Relation between spiking activity and the time course of excitation and inhibition onto pDSGCs in Vgat^flox/floxCTD mice. A, Summary plots showing the temporal offset of t_peak or t_cm between EPSCs and IPSCs in pDSGCs evoked by the leading edge of a bright moving bar from the control, non-DS, and DS groups (Δt_peak: control, 149.0 ± 14.35 ms, n = 20 cells; non-DS, −10.0 ± 11.2 ms, n = 6 cells; DS, 86.7 ± 16.7 ms, n = 14 cells; Δt_cm, control: 136.7 ± 22.7 ms; non-DS, 3.5 ± 9.6 ms; DS, 56.8 ± 23.4 ms. B, Temporally aligned spike-density histograms (top), current-density histograms (middle) for EPSCs (red, inward) and IPSCs (blue, outward), and the relative difference between excitatory and inhibitory conductances (Δg, bottom) of a pDSGC in preferred and null directions of a moving bar stimulus. For B and C, 100 ms bins are used. Time windows of On and Off spikes are indicated by dashed lines. C, Cross-correlograms for the neuron in B. The spiking activity, EPSC, and Δg covary synchronously, as indicated by the correlation coefficient peaking at the t = 0 bin. The two smaller peaks at both sides result from the cross-correlation between On and Off responses during the moving bar stimulus. D, Summary plots showing the cross-correlation coefficient at t = 0 between spiking and EPSC and between spiking and Δg in the preferred and null directions (preferred direction: spike vs EPSC, 0.87 ± 0.04; spike vs Δg, 0.72 ± 0.09; null direction: spike vs EPSC, 0.80 ± 0.04; spike vs Δg, 0.56 ± 0.09, n = 8 cells).

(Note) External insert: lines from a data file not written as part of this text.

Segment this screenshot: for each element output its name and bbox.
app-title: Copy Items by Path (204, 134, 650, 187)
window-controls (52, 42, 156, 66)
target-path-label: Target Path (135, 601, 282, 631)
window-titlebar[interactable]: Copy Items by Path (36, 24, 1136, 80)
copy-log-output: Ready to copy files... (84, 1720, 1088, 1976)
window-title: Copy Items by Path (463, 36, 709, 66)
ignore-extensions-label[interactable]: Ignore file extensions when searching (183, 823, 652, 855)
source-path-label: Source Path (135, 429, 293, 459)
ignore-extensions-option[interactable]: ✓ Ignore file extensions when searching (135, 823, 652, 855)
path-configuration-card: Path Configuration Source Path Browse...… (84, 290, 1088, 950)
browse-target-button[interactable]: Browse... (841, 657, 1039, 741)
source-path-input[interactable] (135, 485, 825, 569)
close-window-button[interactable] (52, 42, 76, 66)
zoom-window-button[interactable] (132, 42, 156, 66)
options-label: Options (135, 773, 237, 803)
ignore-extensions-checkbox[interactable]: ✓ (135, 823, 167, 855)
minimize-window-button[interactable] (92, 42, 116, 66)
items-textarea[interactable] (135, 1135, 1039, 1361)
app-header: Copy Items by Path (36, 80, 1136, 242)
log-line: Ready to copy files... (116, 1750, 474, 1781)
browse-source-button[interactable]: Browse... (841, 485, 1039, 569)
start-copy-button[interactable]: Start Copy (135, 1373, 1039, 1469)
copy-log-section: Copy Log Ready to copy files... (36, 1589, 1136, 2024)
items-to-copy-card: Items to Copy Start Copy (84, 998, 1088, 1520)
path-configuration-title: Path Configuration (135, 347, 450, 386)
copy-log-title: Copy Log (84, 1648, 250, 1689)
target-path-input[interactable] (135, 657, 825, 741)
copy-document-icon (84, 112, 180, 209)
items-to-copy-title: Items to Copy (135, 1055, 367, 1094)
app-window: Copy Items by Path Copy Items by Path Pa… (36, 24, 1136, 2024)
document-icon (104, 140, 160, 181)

Cholinergic component of the EPSCs in the DS group from the Vgat^flox/floxCTD mice is direction selective. A, Mean EPSC traces (average over three trials) of a pDSGC in the DS group evoked by a moving bar in the preferred and null directions. EPSCs were recorded before (top) and after (middle) 0.08 μm DHβE was applied through perfusion. The subtracted trace (bottom) represents the DHβE-sensitive cholinergic component of the EPSCs. B, Polar plot of the peak amplitude of the On responses for the total (black), DHβE-insensitive glutamatergic (blue), and DHβE-sensitive cholinergic (red) components from the cell in A. P, Posterior; A, anterior; S, superior; I, inferior. C, For On responses, scatter plots of EPSC peak amplitudes evoked by null-direction motion against those evoked by preferred-direction motion for the total (left), DHβE-insensitive (middle), and DHβE-sensitive (right) components. Diagonal lines are unity lines. D, Summary plot showing the log ratio of EPSC amplitudes in the preferred and null directions [log(P/N)] for the On response for the total (left), DHβE-insensitive (middle), and DHβE-sensitive (right) components. Total: 0.17 ± 0.03; DHβE-insensitive: 0.09 ± 0.02; DHβE-sensitive: 0.23 ± 0.05; n = 11 cells, 8 mice. E, As in C, scatter plots for Off responses. F, As in D, summary plot showing the log ratio of EPSC amplitudes in the preferred and null directions [log(P/N)] for the Off response. Total: 0.20 ± 0.03; DHβE-insensitive: 0.08 ± 0.05; DHβE-sensitive: 0.21 ± 0.03.